Mom and Dad making cotton candy. With their own
machine they bought to fundraise with.
My mother was never one to sit and wait. Or even to sit. She was at times frenetically busy, a compulsive volunteer who was constantly thinking of new projects.  I can't remember her sitting through a TV show without also knitting, sewing, marking papers or talking about the show or something else all together. I don't remember her preparing a meal without stopping to read a magazine article. She was a multi-tasker before  the word was even invented.

So for the minister to suggest that people could somehow "serve" by doing nothing? Ridiculous.

Our culture is based on being busy. Ask people how they are doing, and the reply is rarely about how they feel but how they live. "Busy," they say, "Too busy. Run off my feet."  It's a source of pride. I know this because I say it myself.
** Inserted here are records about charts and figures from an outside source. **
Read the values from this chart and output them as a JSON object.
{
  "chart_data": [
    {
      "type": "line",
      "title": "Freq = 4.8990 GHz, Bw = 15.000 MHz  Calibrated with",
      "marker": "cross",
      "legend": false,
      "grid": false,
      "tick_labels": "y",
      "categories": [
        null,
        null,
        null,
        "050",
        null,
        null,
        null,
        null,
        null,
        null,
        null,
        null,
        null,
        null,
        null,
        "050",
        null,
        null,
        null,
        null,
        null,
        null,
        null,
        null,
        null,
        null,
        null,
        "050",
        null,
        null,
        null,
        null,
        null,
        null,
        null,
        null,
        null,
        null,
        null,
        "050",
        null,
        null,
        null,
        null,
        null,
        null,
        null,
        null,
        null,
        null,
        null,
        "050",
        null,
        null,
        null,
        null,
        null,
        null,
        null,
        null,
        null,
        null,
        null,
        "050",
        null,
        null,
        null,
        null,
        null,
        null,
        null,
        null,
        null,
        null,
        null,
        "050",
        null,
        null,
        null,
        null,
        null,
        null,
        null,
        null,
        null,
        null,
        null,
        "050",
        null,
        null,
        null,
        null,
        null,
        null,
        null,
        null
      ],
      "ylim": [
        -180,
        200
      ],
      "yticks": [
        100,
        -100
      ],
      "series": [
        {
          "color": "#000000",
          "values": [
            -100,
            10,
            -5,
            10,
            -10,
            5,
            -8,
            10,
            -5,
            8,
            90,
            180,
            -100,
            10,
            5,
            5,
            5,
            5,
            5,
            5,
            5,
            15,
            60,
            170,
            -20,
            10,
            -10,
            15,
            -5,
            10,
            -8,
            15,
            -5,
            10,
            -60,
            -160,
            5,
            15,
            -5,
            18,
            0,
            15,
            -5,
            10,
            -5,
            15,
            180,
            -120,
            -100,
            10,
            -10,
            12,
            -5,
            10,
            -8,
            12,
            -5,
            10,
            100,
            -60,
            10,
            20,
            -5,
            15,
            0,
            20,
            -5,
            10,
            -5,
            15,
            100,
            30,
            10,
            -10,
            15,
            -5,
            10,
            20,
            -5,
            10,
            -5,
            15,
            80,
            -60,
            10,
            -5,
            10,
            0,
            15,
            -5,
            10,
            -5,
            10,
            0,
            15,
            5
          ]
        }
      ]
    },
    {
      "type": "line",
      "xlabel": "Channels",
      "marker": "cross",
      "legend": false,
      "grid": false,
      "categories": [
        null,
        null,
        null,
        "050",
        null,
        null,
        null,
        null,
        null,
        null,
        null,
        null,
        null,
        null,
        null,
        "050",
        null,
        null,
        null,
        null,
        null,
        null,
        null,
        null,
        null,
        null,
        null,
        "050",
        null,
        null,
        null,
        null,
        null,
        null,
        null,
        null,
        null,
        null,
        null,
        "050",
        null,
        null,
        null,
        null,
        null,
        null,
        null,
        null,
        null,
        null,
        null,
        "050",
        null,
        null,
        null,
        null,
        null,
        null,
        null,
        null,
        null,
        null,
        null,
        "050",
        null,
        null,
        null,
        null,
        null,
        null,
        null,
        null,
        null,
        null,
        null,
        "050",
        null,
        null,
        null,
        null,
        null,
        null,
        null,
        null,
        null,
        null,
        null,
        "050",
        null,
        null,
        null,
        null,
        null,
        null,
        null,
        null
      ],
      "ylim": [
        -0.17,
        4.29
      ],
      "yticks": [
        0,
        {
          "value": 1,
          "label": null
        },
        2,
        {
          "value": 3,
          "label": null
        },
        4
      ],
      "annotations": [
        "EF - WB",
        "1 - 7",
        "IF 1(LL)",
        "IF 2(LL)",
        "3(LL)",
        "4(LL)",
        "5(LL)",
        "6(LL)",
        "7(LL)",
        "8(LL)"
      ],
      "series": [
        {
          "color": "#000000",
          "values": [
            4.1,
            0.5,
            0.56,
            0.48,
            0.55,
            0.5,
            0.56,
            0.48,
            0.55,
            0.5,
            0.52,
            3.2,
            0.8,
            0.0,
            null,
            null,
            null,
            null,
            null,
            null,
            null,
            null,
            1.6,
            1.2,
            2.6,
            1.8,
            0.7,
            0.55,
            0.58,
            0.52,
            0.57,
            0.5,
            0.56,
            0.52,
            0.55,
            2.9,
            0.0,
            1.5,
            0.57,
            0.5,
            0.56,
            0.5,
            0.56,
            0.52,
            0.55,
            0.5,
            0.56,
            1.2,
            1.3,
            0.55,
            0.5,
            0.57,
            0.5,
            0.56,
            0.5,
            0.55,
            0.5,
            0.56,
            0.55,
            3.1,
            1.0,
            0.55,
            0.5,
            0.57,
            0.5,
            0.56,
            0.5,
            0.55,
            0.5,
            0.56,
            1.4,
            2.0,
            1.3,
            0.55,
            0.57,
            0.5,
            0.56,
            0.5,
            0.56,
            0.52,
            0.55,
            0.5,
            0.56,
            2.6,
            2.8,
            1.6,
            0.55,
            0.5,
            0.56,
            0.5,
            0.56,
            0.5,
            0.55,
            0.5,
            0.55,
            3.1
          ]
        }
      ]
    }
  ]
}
I hear it from my friends and neighbours and my own children. My daughter tells me she can't sit through a TV show. She needs to be doing something.  And I wonder how good that is for all of us.

Would it help us, to be less busy? Could we learn to stand and wait? I'd love to try. If I could just find the time.


When I consider how my light is spent
Ere half my days in this dark world and wide,
And that one talent which is death to hide
Lodg'd with me useless, though my soul more bent
To serve therewith my Maker, and present
My true account, lest he returning chide;
"Doth God exact day-labour, light denied?"I fondly ask. 
But Patience to prevent
That murmur, soon replies: "God doth not need
Either man's work or his own gifts; who best
Bear his mild yoke, they serve him best. His state
Is kingly. Thousands at his bidding speed
And post o'er land and ocean without rest:
They also serve who only stand and wait."